Art. 3. En conséquence du principe de conservation et de défense mutuelle, qui sert de base au présent traité d'allance, et par suite du plus sincère désir d'assurer la stabilité et l'entière indépendance de la Sublime Porte, Sa Majesté l'empereur de toutes les Russies, dans le cas où les circonstances qui pourraient déterminer de nouveau la Sublime Porte à réclamer l'assistance navale et militaire de la Russie viendraient à se présenter, quoique ce cas ne soit nullement à prévoir, promet de fournir, par mer et par terre, autant de troupes et de forces que les deux hautes parties contractantes le jugeraient nécessaire. Ce cas échéant, il est convenu que les forces de terre et de mer dont la Sublime Porte réclamerait le secours seront tenues à sa disposition.
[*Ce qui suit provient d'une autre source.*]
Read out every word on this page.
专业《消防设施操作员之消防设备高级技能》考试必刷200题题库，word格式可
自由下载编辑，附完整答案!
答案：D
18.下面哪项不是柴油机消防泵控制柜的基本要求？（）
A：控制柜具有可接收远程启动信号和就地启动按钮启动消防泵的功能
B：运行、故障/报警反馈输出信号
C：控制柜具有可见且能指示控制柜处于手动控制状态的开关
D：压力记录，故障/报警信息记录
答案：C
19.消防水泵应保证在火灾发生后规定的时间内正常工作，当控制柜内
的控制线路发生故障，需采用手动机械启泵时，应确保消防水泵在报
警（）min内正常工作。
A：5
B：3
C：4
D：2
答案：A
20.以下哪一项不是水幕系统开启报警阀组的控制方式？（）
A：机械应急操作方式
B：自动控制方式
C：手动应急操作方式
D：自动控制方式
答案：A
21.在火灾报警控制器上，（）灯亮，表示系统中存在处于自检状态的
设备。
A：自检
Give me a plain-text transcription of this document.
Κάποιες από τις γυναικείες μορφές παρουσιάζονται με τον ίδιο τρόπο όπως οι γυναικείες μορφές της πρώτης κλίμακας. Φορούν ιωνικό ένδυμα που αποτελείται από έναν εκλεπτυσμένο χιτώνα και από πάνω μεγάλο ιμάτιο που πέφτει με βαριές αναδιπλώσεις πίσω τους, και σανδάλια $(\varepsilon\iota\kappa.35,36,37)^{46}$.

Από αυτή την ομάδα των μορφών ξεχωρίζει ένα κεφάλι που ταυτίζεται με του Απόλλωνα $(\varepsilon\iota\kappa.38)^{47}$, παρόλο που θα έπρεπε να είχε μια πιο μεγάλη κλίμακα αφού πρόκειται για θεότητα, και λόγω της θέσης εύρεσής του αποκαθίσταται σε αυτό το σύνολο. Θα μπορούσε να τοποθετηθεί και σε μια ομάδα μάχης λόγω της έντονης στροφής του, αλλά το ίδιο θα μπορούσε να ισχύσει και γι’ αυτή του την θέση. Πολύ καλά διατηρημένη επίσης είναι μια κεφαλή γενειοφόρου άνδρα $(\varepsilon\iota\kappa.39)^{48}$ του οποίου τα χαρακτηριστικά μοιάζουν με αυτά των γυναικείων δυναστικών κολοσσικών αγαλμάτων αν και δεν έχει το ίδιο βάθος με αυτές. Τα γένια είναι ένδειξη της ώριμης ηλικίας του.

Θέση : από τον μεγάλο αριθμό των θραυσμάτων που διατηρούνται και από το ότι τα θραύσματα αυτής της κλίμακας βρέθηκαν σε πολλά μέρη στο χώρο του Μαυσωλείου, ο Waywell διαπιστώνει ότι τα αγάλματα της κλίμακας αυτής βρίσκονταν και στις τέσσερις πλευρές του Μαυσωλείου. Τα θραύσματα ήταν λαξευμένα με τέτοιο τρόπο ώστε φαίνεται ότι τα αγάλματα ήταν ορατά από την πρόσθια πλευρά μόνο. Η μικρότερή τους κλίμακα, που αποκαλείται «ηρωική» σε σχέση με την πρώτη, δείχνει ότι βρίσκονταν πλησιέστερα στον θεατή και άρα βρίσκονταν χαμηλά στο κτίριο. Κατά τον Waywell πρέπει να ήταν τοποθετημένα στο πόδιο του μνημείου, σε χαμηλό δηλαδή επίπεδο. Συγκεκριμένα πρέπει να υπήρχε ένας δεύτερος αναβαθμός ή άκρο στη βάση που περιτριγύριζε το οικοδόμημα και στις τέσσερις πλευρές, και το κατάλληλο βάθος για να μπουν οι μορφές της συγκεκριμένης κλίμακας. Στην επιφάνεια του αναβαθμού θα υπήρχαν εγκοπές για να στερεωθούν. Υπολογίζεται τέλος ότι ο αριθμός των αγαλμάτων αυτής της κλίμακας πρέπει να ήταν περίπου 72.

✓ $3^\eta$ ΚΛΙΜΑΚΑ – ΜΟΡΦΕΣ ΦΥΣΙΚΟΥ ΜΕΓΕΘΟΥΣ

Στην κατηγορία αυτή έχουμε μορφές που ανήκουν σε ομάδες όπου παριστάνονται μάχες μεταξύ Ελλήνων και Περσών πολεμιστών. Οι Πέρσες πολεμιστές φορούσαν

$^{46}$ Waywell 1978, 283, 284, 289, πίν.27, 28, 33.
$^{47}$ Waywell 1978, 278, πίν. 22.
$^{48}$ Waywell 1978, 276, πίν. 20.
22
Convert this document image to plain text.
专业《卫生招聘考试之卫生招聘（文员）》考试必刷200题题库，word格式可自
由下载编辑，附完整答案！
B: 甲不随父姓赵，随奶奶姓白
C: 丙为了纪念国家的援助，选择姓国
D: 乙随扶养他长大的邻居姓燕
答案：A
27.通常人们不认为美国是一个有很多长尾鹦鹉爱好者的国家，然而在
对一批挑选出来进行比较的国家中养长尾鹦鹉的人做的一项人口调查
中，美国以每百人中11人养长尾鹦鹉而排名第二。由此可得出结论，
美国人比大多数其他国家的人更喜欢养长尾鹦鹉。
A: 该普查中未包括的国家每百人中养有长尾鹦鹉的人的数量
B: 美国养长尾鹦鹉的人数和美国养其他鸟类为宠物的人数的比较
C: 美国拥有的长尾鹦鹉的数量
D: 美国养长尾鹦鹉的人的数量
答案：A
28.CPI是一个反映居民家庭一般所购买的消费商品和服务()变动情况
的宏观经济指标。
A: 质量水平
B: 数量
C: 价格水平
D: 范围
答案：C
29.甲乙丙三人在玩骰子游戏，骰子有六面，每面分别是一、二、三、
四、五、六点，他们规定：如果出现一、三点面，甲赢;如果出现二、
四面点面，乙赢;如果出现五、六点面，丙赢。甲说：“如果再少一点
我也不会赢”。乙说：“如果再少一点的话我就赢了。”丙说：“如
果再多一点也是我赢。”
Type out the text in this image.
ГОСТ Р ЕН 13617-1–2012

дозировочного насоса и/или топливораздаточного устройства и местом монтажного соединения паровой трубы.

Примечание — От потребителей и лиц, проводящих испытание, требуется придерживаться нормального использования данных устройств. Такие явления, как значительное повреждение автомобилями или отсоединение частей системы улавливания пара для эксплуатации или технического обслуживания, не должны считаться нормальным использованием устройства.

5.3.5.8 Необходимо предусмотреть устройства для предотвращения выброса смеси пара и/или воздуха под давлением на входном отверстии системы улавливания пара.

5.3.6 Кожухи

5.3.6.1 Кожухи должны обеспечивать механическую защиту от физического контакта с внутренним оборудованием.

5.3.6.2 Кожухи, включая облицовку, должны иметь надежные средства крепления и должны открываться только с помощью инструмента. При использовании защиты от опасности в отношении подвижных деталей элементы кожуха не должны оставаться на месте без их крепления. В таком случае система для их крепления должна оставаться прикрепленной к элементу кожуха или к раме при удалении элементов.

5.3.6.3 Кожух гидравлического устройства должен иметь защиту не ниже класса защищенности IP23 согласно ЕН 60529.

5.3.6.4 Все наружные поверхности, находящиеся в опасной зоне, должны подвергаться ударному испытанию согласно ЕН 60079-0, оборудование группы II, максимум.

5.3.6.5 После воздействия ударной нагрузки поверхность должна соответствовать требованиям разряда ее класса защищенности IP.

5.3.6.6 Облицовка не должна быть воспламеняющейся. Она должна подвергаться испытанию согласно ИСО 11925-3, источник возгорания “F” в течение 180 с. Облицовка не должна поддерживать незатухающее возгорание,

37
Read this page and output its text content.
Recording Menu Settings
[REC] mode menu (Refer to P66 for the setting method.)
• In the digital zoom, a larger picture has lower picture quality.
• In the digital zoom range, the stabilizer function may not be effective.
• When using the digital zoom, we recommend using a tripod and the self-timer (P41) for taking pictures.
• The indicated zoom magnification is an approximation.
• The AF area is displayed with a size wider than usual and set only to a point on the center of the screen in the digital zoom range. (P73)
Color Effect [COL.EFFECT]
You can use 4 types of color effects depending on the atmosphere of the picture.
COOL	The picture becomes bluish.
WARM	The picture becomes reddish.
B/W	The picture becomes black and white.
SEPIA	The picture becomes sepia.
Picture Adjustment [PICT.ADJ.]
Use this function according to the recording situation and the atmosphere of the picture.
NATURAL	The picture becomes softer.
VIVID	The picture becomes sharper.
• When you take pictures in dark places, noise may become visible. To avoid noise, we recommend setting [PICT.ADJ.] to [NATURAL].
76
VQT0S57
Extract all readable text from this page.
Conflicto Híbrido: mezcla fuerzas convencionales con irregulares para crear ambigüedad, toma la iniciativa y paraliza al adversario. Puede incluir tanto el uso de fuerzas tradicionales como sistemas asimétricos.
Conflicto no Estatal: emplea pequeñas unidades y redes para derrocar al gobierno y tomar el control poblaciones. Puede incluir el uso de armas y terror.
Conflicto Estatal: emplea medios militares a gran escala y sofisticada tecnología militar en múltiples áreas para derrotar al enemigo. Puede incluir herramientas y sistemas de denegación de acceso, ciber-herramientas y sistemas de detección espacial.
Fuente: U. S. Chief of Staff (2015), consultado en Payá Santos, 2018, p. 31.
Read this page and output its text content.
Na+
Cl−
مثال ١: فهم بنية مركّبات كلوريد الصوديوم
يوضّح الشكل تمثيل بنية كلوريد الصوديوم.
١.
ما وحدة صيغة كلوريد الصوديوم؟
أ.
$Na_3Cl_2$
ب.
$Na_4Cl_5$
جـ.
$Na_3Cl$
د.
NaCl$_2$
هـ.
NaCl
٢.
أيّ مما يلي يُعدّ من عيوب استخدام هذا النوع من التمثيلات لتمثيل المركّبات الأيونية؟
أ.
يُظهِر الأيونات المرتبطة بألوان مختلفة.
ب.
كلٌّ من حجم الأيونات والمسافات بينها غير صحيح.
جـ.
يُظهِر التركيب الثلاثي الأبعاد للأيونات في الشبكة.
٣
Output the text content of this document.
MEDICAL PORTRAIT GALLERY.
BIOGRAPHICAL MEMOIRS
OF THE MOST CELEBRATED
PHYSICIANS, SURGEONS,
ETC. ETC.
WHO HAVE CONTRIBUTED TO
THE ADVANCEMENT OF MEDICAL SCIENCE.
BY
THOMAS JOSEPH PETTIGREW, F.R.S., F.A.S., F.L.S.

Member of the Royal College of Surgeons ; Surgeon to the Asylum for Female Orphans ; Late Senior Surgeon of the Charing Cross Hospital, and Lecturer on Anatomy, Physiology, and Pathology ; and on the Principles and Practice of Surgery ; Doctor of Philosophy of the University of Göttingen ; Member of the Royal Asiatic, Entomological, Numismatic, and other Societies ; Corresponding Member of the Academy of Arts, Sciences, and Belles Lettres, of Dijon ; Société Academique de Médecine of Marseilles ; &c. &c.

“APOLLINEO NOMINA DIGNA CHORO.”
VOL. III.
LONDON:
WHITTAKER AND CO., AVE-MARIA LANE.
Art. 4. Selon ce qui a été énoncé plus haut, dans le cas où l'une des deux puissances aura réclamé l'assistance de l'autre, les frais seuls d'approvisionnement pour les forces de terre et de mer qui seraient fournies tomberont à la charge de la puissance qui aura demandé le secours.

Art. 5. Quoique les deux hautes parties contractantes aient l'intention sincère de maintenir cet engagement jusqu'au terme le plus reculé, comme il se pourrait que, dans la suite, les circonstances exigeassent qu'il fut apporté quelques changements à ce traité, on est convenu d'en fixer la durée à huit ans, à dater du jour de l'échange des ratifications impériales. Les deux parties, avant l'expiration de ce terme, se concerteront, selon l'état où seront les choses à cette époque,

sur le renouvellement du dit traité.

Art. 6. Le présent traité d'alliance défensive sera ratifié par les deux hautes parties contractantes, et les ratifications en seront échangées à Constantinople dans le terme de deux mois, ou plus tôt, si faire se peut.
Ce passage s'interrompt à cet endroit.